Mexican crime gangs target families, breaking underworld’s honor code
A series of murders targeting families, including children, has rocked Mexico in recent weeks, signaling that drug gangs are willing to break an unspoken code of honor within the criminal underworld.
In total, 34 people have been killed, including several women and 10 children, since early July in three regions, reports Agence France Presse.
Last month, 19 people, including eight children, from three different families were gunned down in less than a week in Ciudad Victoria, the capital of the northeastern state of Tamaulipas.
Authorities suspect that those massacres were linked to disputes between rival gangs in Tamaulipas, a region that has been besieged by drug cartel violence for years.

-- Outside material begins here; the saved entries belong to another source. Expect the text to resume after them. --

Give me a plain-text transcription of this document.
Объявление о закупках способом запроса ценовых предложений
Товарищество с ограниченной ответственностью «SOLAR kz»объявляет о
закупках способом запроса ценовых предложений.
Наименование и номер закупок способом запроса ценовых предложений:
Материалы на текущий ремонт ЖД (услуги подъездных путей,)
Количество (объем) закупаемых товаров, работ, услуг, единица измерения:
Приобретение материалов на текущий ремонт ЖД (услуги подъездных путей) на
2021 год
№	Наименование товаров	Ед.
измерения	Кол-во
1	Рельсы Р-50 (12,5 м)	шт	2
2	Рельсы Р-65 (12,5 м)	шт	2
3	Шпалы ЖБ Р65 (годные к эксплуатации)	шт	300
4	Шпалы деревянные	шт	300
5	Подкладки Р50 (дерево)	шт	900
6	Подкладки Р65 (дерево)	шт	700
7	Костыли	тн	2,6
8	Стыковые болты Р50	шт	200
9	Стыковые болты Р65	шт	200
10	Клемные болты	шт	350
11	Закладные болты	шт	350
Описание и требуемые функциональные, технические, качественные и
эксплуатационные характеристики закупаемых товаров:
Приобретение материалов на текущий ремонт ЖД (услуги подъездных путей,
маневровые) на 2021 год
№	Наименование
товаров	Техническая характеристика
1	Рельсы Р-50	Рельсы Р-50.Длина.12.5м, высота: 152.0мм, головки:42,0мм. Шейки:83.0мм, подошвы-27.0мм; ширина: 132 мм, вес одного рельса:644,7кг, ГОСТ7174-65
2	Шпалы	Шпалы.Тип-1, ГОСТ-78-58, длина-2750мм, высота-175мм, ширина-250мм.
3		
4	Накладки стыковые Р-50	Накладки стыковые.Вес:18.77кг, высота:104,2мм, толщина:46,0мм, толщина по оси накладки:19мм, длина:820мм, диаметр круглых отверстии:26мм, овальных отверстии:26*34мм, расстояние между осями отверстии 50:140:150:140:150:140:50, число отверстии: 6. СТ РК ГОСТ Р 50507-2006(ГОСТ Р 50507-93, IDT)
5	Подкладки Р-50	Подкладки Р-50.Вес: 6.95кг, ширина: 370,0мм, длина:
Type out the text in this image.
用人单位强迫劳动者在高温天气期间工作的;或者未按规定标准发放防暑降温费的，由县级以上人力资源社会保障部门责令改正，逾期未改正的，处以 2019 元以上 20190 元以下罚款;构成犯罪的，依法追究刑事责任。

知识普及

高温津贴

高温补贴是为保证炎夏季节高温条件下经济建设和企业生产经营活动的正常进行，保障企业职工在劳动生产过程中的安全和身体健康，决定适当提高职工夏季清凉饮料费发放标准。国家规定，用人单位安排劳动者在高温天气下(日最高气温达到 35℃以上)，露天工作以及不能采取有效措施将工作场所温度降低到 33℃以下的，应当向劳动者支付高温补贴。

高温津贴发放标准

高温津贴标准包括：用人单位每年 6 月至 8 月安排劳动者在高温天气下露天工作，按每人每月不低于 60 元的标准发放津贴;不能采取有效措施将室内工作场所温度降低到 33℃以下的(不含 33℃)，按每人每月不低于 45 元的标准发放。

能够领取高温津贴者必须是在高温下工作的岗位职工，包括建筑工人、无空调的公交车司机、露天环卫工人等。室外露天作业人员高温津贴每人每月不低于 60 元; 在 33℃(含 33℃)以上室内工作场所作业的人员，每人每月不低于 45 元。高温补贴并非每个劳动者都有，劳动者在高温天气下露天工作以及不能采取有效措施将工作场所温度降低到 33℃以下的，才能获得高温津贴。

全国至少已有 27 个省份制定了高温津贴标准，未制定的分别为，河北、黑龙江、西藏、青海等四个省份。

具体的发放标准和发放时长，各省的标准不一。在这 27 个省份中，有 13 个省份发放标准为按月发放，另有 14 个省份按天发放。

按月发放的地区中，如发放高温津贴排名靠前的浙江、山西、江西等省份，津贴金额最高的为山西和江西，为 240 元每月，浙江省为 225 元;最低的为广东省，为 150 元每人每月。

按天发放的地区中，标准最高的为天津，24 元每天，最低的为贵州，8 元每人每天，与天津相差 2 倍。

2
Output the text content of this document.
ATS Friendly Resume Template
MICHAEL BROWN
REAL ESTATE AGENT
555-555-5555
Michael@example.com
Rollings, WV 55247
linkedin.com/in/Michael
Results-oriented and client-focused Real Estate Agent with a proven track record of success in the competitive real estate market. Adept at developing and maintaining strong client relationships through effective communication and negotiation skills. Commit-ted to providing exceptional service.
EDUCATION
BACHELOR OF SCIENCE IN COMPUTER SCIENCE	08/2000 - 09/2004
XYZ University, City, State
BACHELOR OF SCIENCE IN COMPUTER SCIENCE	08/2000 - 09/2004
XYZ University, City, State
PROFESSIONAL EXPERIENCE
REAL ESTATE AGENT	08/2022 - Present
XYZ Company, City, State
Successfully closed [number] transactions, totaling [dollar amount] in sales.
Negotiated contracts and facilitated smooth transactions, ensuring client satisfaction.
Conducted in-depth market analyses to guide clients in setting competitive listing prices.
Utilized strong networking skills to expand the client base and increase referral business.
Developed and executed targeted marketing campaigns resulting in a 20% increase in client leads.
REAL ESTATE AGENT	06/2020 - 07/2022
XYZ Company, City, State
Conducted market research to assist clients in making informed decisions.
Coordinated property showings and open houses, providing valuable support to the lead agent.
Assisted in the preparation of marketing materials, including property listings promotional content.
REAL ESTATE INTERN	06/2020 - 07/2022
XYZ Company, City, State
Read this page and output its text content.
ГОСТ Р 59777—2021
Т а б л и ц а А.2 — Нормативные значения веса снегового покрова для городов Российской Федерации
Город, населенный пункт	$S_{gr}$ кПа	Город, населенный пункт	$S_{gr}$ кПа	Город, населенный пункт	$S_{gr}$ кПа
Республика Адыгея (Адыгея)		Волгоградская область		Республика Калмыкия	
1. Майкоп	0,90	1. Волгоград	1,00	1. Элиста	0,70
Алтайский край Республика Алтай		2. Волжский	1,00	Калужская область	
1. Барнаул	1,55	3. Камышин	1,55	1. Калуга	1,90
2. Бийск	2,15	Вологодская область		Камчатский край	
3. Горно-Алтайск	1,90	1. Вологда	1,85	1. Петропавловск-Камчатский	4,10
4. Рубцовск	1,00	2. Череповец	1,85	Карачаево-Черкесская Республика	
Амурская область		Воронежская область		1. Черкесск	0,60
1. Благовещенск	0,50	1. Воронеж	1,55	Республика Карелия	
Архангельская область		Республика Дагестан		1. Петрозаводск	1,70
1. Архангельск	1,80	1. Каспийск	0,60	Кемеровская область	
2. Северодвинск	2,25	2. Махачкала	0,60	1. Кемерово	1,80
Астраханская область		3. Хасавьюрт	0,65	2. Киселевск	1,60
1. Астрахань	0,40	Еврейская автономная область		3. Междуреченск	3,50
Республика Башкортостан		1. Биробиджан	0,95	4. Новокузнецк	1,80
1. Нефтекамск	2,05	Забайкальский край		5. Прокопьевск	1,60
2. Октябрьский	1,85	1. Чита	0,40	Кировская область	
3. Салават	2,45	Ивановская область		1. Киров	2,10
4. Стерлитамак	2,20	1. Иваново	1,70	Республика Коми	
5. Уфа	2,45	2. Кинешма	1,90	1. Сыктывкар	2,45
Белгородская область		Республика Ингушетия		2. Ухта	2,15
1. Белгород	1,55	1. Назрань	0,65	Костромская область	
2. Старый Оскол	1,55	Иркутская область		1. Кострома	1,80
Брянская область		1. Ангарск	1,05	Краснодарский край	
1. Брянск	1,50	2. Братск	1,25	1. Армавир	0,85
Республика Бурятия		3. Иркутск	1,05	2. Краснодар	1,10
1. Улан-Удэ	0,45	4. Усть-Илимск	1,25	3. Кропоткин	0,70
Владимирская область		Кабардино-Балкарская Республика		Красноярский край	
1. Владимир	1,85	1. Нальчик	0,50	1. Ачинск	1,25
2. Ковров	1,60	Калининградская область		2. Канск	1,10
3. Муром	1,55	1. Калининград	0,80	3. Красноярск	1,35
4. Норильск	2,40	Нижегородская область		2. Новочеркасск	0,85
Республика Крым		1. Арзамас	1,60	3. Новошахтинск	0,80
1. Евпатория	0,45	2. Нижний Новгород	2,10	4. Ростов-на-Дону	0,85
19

On July 18, seven shark fishermen from the same family were killed in the southern Pacific coast state of Oaxaca.
Authorities suspect it may be linked to illegal activities at sea. The Pacific is a key route for drug trafficking.
The most recent massacre came on Saturday, when seven people from the same family, including two children, were shot dead in a small town in southern Guerrero state.
While the motive is unknown, gangs are fighting for control of opium poppy production in the region.
– ‘Code is finished’ –
The modus operandi indicates that all these killings were linked to turf wars between criminal organizations that are the remnants of cartels that have splintered, said Raul Benitez Manaut, a security expert at the National Autonomous University of Mexico (UNAM).
Such gangs “no longer respect families, wives and children,” Benitez Manaut told AFP.